When Tools and Techniques Are Not Enough
Some productivity problems are technical. If you scan lots of letter and receipts but experience friction in your document-scanning app, you can easily find a better one. Technical problem, technical solution. Unfortunately, most of the biggest productivity problems are emotional problems and don’t have quick technical solutions.
It’s not that tools and techniques are useless when it comes to emotional problems. They can ameliorate the situation. They’re just not enough. If you feel stressed and overwhelmed, you can learn how to properly use a to-do app like Things 3 to feel more in control. But that only goes so far: it doesn’t address the cause of your deep emotional challenges.
For instance, do you routinely feel guilty about not accomplishing certain tasks even though you had intended to work on them? People tell me all the time that they face this problem. There is surely some selection bias going on—people who feel guilty are more likely to watch my videos or enroll in my courses—but it is obvious that productivity guilt affects many people.
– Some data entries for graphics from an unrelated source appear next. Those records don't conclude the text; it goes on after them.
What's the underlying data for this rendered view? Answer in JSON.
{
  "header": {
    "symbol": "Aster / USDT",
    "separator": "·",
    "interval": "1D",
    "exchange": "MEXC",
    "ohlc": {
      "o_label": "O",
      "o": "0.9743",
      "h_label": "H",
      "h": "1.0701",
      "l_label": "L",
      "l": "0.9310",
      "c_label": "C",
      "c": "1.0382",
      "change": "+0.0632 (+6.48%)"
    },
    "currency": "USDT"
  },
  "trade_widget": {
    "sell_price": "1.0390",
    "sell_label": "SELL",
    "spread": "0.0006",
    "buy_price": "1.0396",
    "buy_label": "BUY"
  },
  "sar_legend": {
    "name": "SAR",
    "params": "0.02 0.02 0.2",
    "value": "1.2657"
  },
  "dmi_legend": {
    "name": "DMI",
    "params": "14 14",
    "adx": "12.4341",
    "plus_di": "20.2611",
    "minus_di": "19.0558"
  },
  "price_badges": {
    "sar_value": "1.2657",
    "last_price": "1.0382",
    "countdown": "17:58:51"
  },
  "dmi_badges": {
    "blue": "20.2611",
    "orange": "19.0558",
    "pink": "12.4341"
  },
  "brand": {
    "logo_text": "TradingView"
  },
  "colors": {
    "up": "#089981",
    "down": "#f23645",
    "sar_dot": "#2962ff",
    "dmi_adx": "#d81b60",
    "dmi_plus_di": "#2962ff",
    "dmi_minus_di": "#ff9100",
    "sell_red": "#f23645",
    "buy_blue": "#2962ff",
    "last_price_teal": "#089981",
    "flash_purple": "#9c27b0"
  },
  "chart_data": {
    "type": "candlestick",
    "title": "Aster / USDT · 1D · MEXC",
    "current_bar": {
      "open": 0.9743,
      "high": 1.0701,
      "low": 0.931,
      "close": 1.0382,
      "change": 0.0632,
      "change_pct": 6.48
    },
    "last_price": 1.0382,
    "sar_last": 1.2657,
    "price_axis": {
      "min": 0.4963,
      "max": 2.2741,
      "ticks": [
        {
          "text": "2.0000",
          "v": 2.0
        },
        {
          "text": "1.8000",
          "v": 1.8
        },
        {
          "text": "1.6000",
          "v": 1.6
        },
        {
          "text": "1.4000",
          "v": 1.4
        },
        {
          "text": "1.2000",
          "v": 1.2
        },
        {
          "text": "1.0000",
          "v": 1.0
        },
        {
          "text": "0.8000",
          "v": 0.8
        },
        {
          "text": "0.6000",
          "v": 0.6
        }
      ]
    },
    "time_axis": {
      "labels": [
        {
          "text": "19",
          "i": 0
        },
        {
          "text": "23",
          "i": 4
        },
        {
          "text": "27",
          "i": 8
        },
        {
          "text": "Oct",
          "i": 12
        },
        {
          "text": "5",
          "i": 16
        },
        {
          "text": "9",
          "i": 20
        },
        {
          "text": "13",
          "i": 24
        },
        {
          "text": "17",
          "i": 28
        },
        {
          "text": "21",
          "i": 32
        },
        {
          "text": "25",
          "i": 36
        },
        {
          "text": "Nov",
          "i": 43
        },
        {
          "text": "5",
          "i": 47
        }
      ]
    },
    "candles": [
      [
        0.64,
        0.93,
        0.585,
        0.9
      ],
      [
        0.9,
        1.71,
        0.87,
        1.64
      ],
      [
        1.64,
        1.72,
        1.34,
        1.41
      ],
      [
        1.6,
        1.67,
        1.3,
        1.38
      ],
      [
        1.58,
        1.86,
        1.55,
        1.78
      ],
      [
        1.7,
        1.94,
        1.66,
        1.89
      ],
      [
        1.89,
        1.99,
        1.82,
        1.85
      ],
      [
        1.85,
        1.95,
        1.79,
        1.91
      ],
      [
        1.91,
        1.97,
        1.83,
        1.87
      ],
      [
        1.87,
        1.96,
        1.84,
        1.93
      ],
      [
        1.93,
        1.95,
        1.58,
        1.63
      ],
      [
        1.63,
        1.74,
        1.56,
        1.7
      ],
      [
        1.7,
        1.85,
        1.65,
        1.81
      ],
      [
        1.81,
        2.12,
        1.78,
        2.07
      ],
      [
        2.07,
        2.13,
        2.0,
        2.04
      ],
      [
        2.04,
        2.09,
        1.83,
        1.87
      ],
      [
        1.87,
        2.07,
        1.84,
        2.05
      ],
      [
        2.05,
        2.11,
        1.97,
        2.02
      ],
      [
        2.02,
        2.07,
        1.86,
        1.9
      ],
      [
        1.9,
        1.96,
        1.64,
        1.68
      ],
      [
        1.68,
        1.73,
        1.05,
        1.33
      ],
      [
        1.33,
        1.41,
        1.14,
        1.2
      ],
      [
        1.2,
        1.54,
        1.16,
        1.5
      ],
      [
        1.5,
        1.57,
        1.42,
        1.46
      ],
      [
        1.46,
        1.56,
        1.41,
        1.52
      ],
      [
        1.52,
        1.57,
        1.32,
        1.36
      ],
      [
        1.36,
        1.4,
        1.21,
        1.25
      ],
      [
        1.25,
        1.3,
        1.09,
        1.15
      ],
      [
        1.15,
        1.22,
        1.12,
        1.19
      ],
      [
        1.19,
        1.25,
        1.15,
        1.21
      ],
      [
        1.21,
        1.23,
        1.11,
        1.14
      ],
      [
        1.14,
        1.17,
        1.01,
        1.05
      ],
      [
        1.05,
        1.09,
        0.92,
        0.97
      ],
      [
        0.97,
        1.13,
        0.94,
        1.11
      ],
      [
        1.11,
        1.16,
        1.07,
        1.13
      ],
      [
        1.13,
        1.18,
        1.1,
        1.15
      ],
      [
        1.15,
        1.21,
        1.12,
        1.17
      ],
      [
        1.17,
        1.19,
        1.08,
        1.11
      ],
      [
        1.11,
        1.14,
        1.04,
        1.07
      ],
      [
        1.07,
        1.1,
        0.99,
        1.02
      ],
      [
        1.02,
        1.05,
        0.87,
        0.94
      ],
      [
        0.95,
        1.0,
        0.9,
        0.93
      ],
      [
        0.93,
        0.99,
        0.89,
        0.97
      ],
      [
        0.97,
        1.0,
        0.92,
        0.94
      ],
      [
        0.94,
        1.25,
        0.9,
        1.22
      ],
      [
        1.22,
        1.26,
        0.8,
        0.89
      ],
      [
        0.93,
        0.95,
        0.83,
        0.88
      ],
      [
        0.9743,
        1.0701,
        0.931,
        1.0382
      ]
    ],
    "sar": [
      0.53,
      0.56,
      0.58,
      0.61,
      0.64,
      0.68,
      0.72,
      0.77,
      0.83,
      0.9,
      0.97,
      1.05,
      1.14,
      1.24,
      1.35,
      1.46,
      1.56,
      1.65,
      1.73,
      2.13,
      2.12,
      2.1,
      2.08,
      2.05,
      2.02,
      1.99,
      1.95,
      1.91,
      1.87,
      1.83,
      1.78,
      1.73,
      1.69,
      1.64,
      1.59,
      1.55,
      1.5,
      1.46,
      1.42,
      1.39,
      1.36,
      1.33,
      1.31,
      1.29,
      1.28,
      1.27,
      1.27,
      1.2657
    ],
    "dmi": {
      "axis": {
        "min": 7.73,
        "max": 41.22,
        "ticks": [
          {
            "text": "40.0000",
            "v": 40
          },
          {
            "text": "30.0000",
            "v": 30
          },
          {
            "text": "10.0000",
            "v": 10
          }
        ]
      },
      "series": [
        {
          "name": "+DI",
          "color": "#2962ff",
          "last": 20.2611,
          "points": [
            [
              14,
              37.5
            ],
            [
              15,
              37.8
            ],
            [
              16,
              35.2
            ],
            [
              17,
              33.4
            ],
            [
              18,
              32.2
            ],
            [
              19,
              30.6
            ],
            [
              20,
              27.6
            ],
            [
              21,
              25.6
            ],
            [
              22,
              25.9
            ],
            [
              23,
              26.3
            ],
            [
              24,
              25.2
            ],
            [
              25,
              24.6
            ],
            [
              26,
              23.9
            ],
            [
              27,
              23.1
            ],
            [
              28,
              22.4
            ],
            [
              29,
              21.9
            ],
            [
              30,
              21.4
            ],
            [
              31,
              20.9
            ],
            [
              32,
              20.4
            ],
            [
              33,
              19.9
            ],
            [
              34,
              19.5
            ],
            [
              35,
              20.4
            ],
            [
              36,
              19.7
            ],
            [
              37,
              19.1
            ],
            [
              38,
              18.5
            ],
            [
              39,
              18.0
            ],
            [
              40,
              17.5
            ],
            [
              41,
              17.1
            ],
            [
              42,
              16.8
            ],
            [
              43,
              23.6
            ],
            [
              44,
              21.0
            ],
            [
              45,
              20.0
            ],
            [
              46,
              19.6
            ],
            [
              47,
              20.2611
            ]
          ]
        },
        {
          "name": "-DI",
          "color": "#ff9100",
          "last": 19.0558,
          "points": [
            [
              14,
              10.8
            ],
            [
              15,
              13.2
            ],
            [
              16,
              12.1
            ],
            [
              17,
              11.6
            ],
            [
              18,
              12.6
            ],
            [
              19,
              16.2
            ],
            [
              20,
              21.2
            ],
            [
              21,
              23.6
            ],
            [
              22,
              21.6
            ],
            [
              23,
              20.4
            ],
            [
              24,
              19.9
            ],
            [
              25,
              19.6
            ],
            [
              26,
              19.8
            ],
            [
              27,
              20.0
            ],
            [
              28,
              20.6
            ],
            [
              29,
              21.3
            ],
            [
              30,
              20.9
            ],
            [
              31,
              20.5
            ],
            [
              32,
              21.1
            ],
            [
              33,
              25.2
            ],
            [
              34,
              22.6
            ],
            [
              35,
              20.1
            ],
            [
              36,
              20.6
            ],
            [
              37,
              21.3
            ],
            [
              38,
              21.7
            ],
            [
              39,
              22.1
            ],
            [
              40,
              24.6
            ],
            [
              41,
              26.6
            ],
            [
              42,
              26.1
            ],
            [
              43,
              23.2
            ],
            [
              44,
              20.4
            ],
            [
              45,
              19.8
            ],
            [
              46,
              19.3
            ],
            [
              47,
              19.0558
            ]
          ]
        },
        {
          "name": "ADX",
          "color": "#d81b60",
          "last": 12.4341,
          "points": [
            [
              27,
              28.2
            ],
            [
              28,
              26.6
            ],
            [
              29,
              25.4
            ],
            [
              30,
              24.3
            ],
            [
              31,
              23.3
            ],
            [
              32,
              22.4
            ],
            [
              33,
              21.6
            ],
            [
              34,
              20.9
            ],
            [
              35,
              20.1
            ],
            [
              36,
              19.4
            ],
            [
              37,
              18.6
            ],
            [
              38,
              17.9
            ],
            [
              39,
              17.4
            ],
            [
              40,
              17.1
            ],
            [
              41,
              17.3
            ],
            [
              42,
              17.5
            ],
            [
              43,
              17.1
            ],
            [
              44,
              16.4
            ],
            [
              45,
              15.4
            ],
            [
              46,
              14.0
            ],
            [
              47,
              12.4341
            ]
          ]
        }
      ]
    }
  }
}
Again, I can recommend a few techniques. If you often feel guilty, review what you did accomplish recently, create a shorter to-do lists for each day, and work on your most important tasks first. But let’s go beyond those basic techniques. What causes you to experience guilt? What triggers that feeling and the associated negative thoughts?
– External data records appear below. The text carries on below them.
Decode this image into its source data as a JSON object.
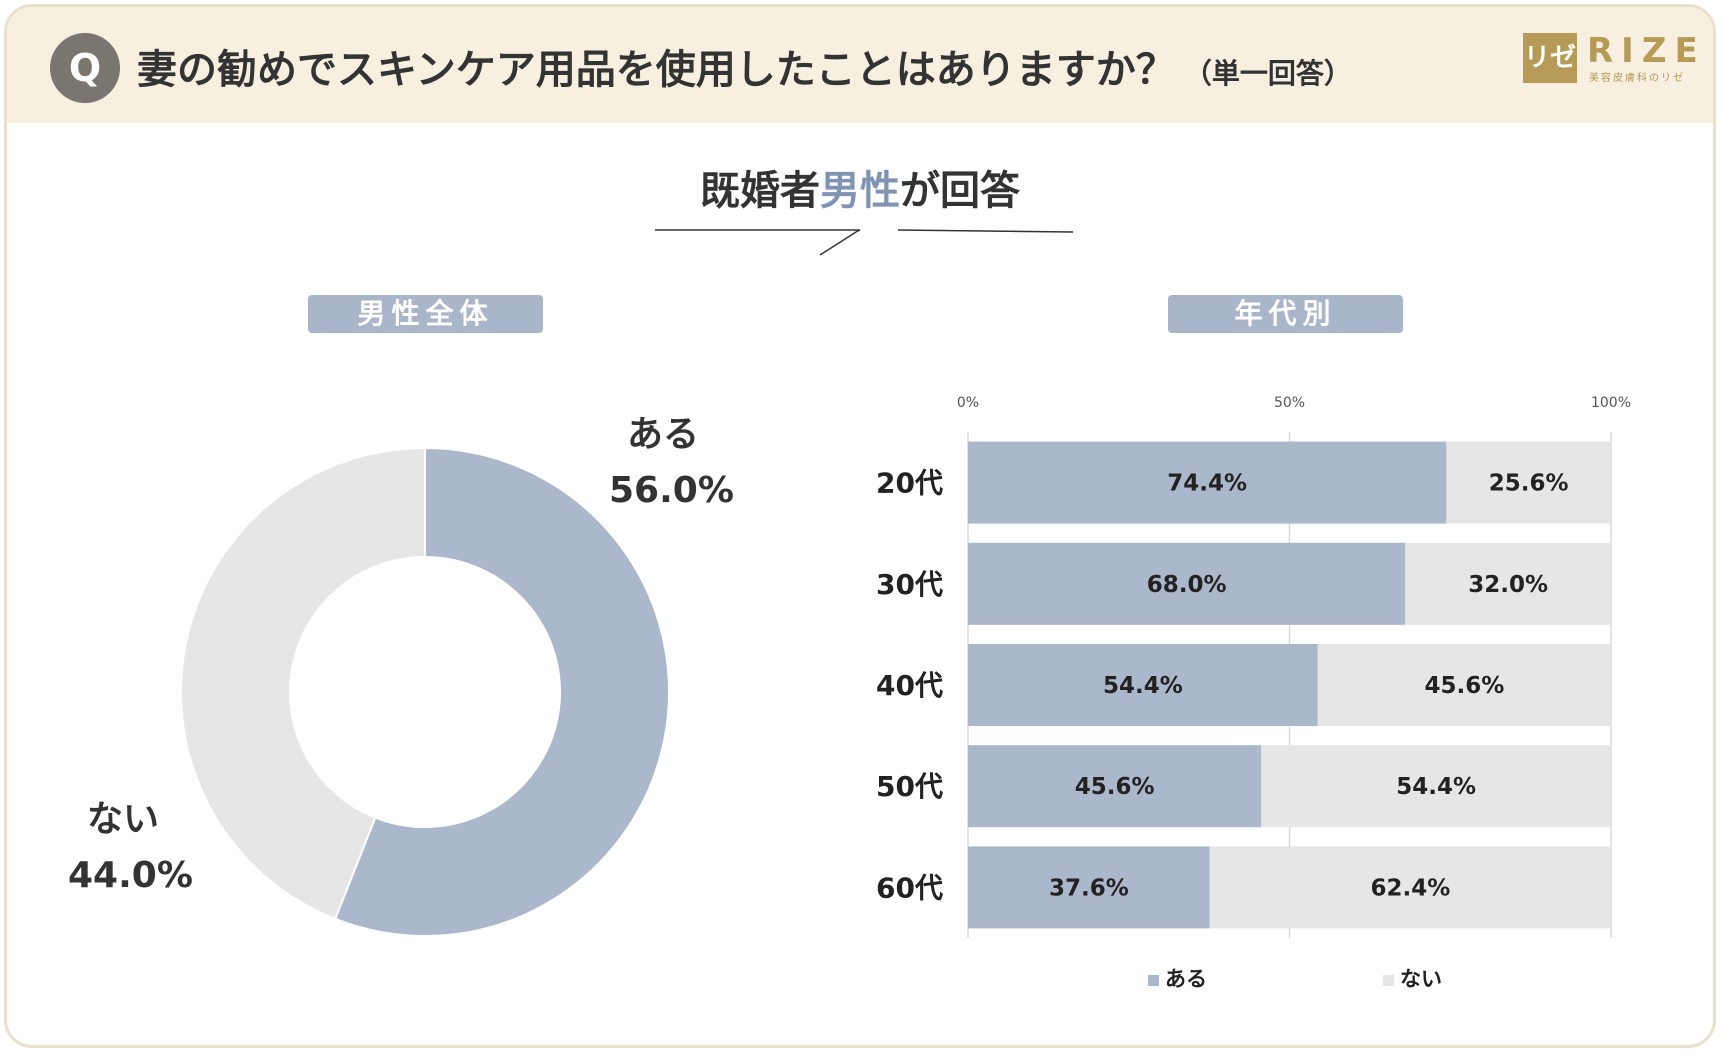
{
  "header": {
    "badge": "Q",
    "question": "妻の勧めでスキンケア用品を使用したことはありますか？",
    "question_note": "（単一回答）",
    "logo_mark": "リゼ",
    "logo_text": "RIZE",
    "logo_sub": "美容皮膚科のリゼ"
  },
  "subtitle": {
    "prefix": "既婚者",
    "accent": "男性",
    "suffix": "が回答"
  },
  "colors": {
    "aru": "#abb7ca",
    "nai": "#e6e6e6",
    "accent_text": "#7f93b3",
    "pill": "#a9b5c8",
    "header_bg": "#f7efdf",
    "logo": "#b59a58"
  },
  "chart_data": [
    {
      "type": "pie",
      "title": "男性全体",
      "donut": true,
      "labels": [
        "ある",
        "ない"
      ],
      "values": [
        56.0,
        44.0
      ],
      "value_labels": [
        "56.0%",
        "44.0%"
      ]
    },
    {
      "type": "bar",
      "title": "年代別",
      "orientation": "horizontal",
      "stacked": true,
      "percent_stacked": true,
      "categories": [
        "20代",
        "30代",
        "40代",
        "50代",
        "60代"
      ],
      "series": [
        {
          "name": "ある",
          "values": [
            74.4,
            68.0,
            54.4,
            45.6,
            37.6
          ],
          "labels": [
            "74.4%",
            "68.0%",
            "54.4%",
            "45.6%",
            "37.6%"
          ]
        },
        {
          "name": "ない",
          "values": [
            25.6,
            32.0,
            45.6,
            54.4,
            62.4
          ],
          "labels": [
            "25.6%",
            "32.0%",
            "45.6%",
            "54.4%",
            "62.4%"
          ]
        }
      ],
      "xlim": [
        0,
        100
      ],
      "xticks": [
        "0%",
        "50%",
        "100%"
      ],
      "grid": true,
      "legend_position": "bottom"
    }
  ]
}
Spend some time introspecting. Journal about your guilty thoughts and feelings. Meditate. Talk it over with a friend. Perhaps you’ll notice thoughts like:
“I get paid so much, yet I barely work three hours a day.”
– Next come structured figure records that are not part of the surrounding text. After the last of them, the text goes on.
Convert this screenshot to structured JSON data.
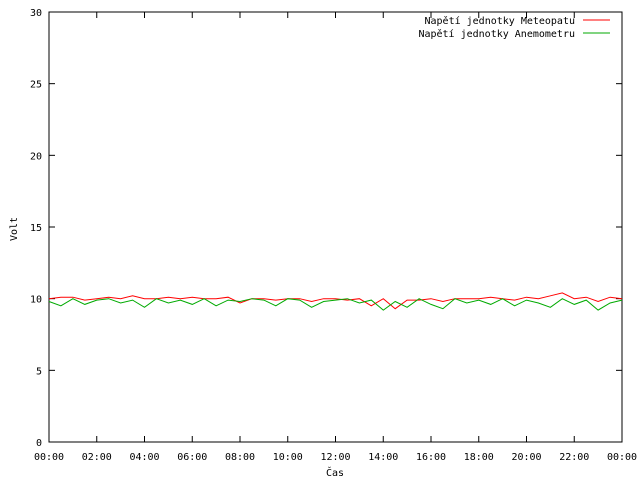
{
  "chart_data": {
    "type": "line",
    "title": "",
    "xlabel": "Čas",
    "ylabel": "Volt",
    "ylim": [
      0,
      30
    ],
    "yticks": [
      "0",
      "5",
      "10",
      "15",
      "20",
      "25",
      "30"
    ],
    "xlim": [
      0,
      24
    ],
    "xticks": [
      "00:00",
      "02:00",
      "04:00",
      "06:00",
      "08:00",
      "10:00",
      "12:00",
      "14:00",
      "16:00",
      "18:00",
      "20:00",
      "22:00",
      "00:00"
    ],
    "legend_position": "top-right",
    "series": [
      {
        "name": "Napětí jednotky Meteopatu",
        "color": "#ff0000",
        "x": [
          0,
          0.5,
          1,
          1.5,
          2,
          2.5,
          3,
          3.5,
          4,
          4.5,
          5,
          5.5,
          6,
          6.5,
          7,
          7.5,
          8,
          8.5,
          9,
          9.5,
          10,
          10.5,
          11,
          11.5,
          12,
          12.5,
          13,
          13.5,
          14,
          14.5,
          15,
          15.5,
          16,
          16.5,
          17,
          17.5,
          18,
          18.5,
          19,
          19.5,
          20,
          20.5,
          21,
          21.5,
          22,
          22.5,
          23,
          23.5,
          24
        ],
        "values": [
          10.0,
          10.1,
          10.1,
          9.9,
          10.0,
          10.1,
          10.0,
          10.2,
          10.0,
          10.0,
          10.1,
          10.0,
          10.1,
          10.0,
          10.0,
          10.1,
          9.7,
          10.0,
          10.0,
          9.9,
          10.0,
          10.0,
          9.8,
          10.0,
          10.0,
          9.9,
          10.0,
          9.5,
          10.0,
          9.3,
          9.9,
          9.9,
          10.0,
          9.8,
          10.0,
          10.0,
          10.0,
          10.1,
          10.0,
          9.9,
          10.1,
          10.0,
          10.2,
          10.4,
          10.0,
          10.1,
          9.8,
          10.1,
          10.0
        ]
      },
      {
        "name": "Napětí jednotky Anemometru",
        "color": "#00aa00",
        "x": [
          0,
          0.5,
          1,
          1.5,
          2,
          2.5,
          3,
          3.5,
          4,
          4.5,
          5,
          5.5,
          6,
          6.5,
          7,
          7.5,
          8,
          8.5,
          9,
          9.5,
          10,
          10.5,
          11,
          11.5,
          12,
          12.5,
          13,
          13.5,
          14,
          14.5,
          15,
          15.5,
          16,
          16.5,
          17,
          17.5,
          18,
          18.5,
          19,
          19.5,
          20,
          20.5,
          21,
          21.5,
          22,
          22.5,
          23,
          23.5,
          24
        ],
        "values": [
          9.8,
          9.5,
          10.0,
          9.6,
          9.9,
          10.0,
          9.7,
          9.9,
          9.4,
          10.0,
          9.7,
          9.9,
          9.6,
          10.0,
          9.5,
          9.9,
          9.8,
          10.0,
          9.9,
          9.5,
          10.0,
          9.9,
          9.4,
          9.8,
          9.9,
          10.0,
          9.7,
          9.9,
          9.2,
          9.8,
          9.4,
          10.0,
          9.6,
          9.3,
          10.0,
          9.7,
          9.9,
          9.6,
          10.0,
          9.5,
          9.9,
          9.7,
          9.4,
          10.0,
          9.6,
          9.9,
          9.2,
          9.7,
          9.9
        ]
      }
    ]
  }
}
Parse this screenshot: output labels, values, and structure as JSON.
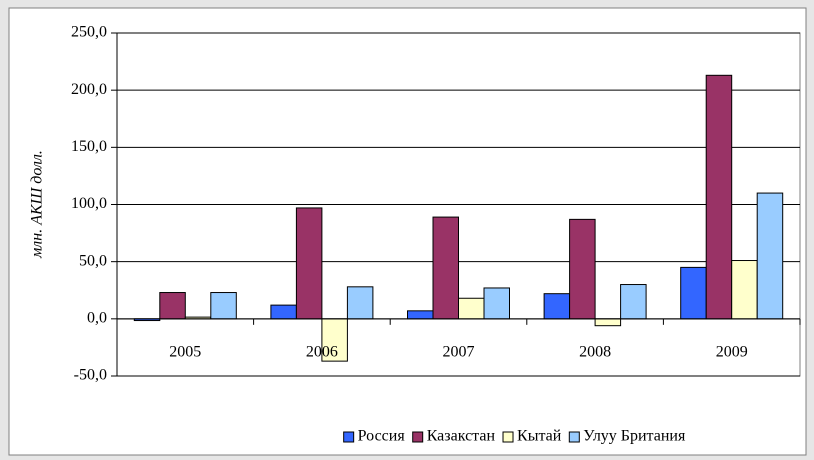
{
  "chart_data": {
    "type": "bar",
    "y_label": "млн. АКШ долл.",
    "categories": [
      "2005",
      "2006",
      "2007",
      "2008",
      "2009"
    ],
    "series": [
      {
        "name": "Россия",
        "color": "#3366ff",
        "values": [
          -1.5,
          12,
          7,
          22,
          45
        ]
      },
      {
        "name": "Казакстан",
        "color": "#993366",
        "values": [
          23,
          97,
          89,
          87,
          213
        ]
      },
      {
        "name": "Кытай",
        "color": "#ffffcc",
        "values": [
          1.5,
          -37,
          18,
          -6,
          51
        ]
      },
      {
        "name": "Улуу Британия",
        "color": "#99ccff",
        "values": [
          23,
          28,
          27,
          30,
          110
        ]
      }
    ],
    "ylim": [
      -50,
      250
    ],
    "yticks": [
      {
        "value": -50,
        "label": "-50,0"
      },
      {
        "value": 0,
        "label": "0,0"
      },
      {
        "value": 50,
        "label": "50,0"
      },
      {
        "value": 100,
        "label": "100,0"
      },
      {
        "value": 150,
        "label": "150,0"
      },
      {
        "value": 200,
        "label": "200,0"
      },
      {
        "value": 250,
        "label": "250,0"
      }
    ],
    "grid": true,
    "legend": "bottom"
  }
}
“It’s really important to me that I reply to existing clients quickly, but doing that means I only have a bit of time each day for business development.”
“Months ago, I told my friends I’d get the first draft of my website out there, but I haven’t even started working on it.”
When you pay attention and notice thoughts like these floating around, you get actionable insights.
You might need to work on your mindset, focusing on the value you deliver to your employer rather than on the hours you put in. You might need to delegate some of your client response work so you can maintain your response time standard while freeing up your own time to grow your business. And you might realize that you should not promise that you’ll complete something soon if you haven’t started it yet. In each case, examining your emotions is an important part of feeling better.
What’s your biggest emotional productivity problem right now? Do you feel guilty, overwhelmed, or inadequate? Do you feel like an impostor or a fraud? Do you feel angry because you’re not as sharp as you want to be? Reflect on this problem and on your feelings. Pay attention to your thoughts and write them down. See what that teaches you. In particular, consider both which tools and techniques might help and what emotional growth you need to do.